Complex mechanisms regulate nitric oxide (NO) synthesis. Cigarette smoking decreases fractional exhaled NO (FENO), while asthmatic inflammation increases FENO. To assess whether the smoking-induced decrease in FENO levels was reversible, asthmatic and non-asthmatic smokers inhaled the NO synthase (NOS) substrate, l-arginine. Aminoguanidine, a relatively selective Type II NOS inhibitor, was used also to assess the role of NOS subtypes in these changes of FENO.
The study was a single-blinded, placebo-controlled, cross-over design in two parts. Part I: smoking asthmatic and non-asthmatic smoking subjects smoked one cigarette and then inhaled nebulised l-arginine or l-alanine (control). Spirometry, FENO, nasal NO (FNNO), FECO, were measured for 4 h. Part II: subjects inhaled nebulised aminoguanidine prior to an identical protocol as in Part I. Change in FENO was assessed as area under the curve (AUC).

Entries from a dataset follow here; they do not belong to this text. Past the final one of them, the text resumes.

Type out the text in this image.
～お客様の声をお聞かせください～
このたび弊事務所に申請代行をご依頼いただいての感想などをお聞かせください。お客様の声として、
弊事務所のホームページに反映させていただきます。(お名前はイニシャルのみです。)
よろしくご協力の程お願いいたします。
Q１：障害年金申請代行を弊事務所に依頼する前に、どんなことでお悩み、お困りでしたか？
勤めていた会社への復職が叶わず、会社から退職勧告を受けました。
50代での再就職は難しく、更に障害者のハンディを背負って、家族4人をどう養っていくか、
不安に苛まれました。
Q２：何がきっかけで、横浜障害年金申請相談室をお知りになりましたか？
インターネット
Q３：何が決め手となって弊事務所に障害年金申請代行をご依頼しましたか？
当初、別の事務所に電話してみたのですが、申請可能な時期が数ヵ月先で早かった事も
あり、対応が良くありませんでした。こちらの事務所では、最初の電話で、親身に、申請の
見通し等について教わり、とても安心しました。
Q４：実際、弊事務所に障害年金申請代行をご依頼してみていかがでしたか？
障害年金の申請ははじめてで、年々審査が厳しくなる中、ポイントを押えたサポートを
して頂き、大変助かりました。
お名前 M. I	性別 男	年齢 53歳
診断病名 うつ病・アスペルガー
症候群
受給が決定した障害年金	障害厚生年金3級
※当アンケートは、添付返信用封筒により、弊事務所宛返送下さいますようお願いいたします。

Part I: In asthmatic smokers, cigarette smoking followed by l-arginine caused a significant median increase in AUC of 29.2(17)% FENO change/hour (p = 0.04), which did not occur in non-asthmatic smokers (baseline FENO 12.7(7.1–18) vs. 6.7(4–9.2) ppb, respectively).
Part II: Aminoguanidine prior to smoking caused a significant fall in FENO in both asthmatic and non-asthmatic smokers. l-arginine showed significant reversal of this effect in both asthmatic and non-asthmatic subjects.
In asthmatic smokers, l-arginine increases FENO after cigarette smoking but not in non-asthmatic smokers. The decrease in FENO after aminoguanidine and subsequent partial reversal by l-arginine in both groups, suggests that Type II NOS contributes to the FENO in both.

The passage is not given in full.